In Angelheaded Hipster, rock journalist-turned-film director Cameron Crowe (Almost Famous), who interviewed Bolan for Creem as a teenager in 1973, offers more context for Bolan’s frenemy rivalry with Bowie.
“He talked a lot about Bowie, and Bowie, who kind of obviously started out around the same time — there’s a lot of intertwined history with them, “Crowe, 66, says. “They were close friends, but I think because of the kind of culture of the U.K. pop scene where there’s [the magazine] Melody Maker, and there’s Sounds and there’s New Musical Express — and so these are weeklies, and they need content, right? So they would really, like, luxuriate in this world where all the pop artists would snipe at each other.”

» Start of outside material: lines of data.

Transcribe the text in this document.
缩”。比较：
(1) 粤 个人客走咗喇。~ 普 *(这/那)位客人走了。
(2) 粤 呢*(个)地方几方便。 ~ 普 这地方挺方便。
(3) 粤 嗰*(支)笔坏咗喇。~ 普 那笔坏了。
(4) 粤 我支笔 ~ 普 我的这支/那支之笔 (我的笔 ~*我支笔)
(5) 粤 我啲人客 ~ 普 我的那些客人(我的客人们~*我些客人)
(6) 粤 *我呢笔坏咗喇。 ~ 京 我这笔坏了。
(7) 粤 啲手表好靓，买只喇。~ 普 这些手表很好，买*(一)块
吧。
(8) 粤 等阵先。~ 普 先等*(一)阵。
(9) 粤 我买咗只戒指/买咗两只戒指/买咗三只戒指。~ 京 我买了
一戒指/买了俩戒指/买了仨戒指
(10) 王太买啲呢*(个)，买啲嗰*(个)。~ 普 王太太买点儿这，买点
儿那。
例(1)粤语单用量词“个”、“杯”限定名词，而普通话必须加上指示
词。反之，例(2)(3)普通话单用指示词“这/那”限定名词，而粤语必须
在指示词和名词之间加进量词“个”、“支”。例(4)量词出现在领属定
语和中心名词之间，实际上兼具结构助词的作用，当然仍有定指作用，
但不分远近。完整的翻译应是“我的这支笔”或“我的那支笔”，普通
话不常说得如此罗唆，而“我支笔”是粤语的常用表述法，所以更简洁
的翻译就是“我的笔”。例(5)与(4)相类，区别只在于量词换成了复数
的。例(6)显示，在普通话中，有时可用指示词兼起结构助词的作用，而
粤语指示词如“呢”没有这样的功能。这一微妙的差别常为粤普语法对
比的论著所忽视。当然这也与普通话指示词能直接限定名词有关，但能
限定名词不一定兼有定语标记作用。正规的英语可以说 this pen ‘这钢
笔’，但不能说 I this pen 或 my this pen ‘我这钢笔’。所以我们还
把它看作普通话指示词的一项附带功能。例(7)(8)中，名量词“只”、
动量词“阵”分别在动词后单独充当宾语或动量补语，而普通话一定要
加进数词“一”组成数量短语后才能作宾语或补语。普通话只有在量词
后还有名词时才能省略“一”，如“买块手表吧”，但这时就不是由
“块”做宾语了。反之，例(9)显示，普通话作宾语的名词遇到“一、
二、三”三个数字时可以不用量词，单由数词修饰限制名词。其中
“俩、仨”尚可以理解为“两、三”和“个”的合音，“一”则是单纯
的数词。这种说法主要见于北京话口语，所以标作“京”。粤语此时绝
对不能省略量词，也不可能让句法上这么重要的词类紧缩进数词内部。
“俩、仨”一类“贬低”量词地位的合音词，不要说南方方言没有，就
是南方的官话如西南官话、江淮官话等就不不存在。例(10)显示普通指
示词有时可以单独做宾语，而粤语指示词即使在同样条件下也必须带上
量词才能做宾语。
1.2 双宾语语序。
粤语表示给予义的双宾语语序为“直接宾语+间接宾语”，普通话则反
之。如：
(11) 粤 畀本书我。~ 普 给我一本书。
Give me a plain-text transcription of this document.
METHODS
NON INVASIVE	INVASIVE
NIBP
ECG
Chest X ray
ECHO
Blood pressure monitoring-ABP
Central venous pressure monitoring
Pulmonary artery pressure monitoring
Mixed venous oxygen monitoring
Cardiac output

“Rod Stewart would snipe at Elton John, who’d snipe at Marc Bolan, who’d snipe at Bowie, who’d snipe at Jethro Tull,” Crowe continues. “You know they just would like be crabs in a bucket. So I got the feeling that Marc was coming off of a publicized feud with David Bowie, so he’s alternately really complimentary of David Bowie and then a little jealous.”
“In the early to mid 1970’s, a sound and an attitude was developing that took hold with David Bowie, Elton John and Freddie Mercury — all iconic names,” Silverman tells PEOPLE. “In the U.K. at the forefront was Marc Bolan, still beloved over there, but not so much here in the U.S. What I hear in his music is still relevant in pop music today, from folk to rock to heavy metal to funk. His influence and the specific way he did it feels as fresh now as it must have then before he died tragically at the age of 29 in 1977. This film is a musical journey of that story.”
Angelheaded Hipster: The Songs of Marc Bolan and T. Rex is now playing in select theaters and will be available on demand Sept. 5.